Nell'angolo a sinistra vedo due Sovrannaturali intenti in un duello con le spade; dietro di loro, altri due Sovrannaturali si stanno allenando in un corpo a corpo. Al centro, c'è un bersaglio da dover centrare con i coltelli, una ragazza ha centrato per tre volte il punto massimo. Dietro di lei, una fila di Sovrannaturali nervosi con i coltelli in mano attendono il loro turno.
Davanti a noi, sono disposti cinque bersagli - in altezza e posizioni differenti - il Sovrannaturale in questione, munito di frecce e faretra, ha un un minuto di tempo per colpirli senza essere ferito.
Resto a bocca aperta nell'osservare ognuno di quei combattenti, perfettamente sincronizzati nei movimenti aggraziati.
Non resisterei per più di due secondi contro qualcuno di loro.

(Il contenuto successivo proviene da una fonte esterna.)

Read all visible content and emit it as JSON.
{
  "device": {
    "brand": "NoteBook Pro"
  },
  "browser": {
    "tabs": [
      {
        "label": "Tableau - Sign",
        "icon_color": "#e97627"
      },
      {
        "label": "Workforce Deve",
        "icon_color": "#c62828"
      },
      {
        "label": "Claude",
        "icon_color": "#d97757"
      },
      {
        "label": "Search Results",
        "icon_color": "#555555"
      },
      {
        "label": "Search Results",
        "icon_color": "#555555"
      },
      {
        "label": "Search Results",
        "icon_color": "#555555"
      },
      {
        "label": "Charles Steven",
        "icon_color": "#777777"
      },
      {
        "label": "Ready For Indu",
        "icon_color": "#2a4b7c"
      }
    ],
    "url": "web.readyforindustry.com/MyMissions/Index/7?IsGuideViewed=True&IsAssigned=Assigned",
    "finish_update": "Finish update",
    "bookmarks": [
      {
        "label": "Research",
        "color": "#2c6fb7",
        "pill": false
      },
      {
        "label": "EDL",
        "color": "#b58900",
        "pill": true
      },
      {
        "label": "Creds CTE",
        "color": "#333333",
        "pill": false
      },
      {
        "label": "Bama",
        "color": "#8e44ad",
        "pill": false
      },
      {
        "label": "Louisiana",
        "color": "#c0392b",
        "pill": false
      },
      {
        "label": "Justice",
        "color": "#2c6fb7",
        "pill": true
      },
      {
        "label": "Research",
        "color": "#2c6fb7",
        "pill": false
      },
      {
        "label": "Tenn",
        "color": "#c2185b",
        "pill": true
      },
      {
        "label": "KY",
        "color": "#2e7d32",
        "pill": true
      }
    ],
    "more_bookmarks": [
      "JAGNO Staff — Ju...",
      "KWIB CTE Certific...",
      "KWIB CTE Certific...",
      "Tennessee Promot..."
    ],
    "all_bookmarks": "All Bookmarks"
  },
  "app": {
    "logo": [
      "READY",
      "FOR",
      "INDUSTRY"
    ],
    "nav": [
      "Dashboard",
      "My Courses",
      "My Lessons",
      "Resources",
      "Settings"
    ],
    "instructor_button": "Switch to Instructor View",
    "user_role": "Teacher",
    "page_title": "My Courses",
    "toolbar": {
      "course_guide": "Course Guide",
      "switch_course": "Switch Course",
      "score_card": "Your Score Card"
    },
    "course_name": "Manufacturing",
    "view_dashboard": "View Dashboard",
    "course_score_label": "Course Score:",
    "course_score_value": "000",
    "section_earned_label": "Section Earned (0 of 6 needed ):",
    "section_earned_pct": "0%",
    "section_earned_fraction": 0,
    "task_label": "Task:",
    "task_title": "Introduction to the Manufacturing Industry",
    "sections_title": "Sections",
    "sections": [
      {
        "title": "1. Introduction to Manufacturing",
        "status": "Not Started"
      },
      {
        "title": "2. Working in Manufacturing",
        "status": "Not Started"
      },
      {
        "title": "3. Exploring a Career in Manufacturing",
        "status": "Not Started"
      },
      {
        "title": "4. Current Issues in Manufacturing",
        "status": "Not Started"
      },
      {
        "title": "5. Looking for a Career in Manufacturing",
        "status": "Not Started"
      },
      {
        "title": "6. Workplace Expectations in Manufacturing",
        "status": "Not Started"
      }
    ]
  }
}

Mentre camminiamo non sono solo io che fisso loro, ma anche loro che esaminano me. D'un tratto mi sento osservata e guardo dritto davanti a me senza abbassare lo sguardo, sento il sangue fluire pericolosamente verso le guance.
Theo fa un cenno del capo e un uomo grosso e muscoloso cammina verso di noi.
Ha i capelli neri, di un colore così intenso da avere i riflessi blu, è molto alto, massiccio e i muscoli prosperosi gli conferiscono un'aria da duro. Mentre si avvicina, noto con stupore che ha gli occhi viola.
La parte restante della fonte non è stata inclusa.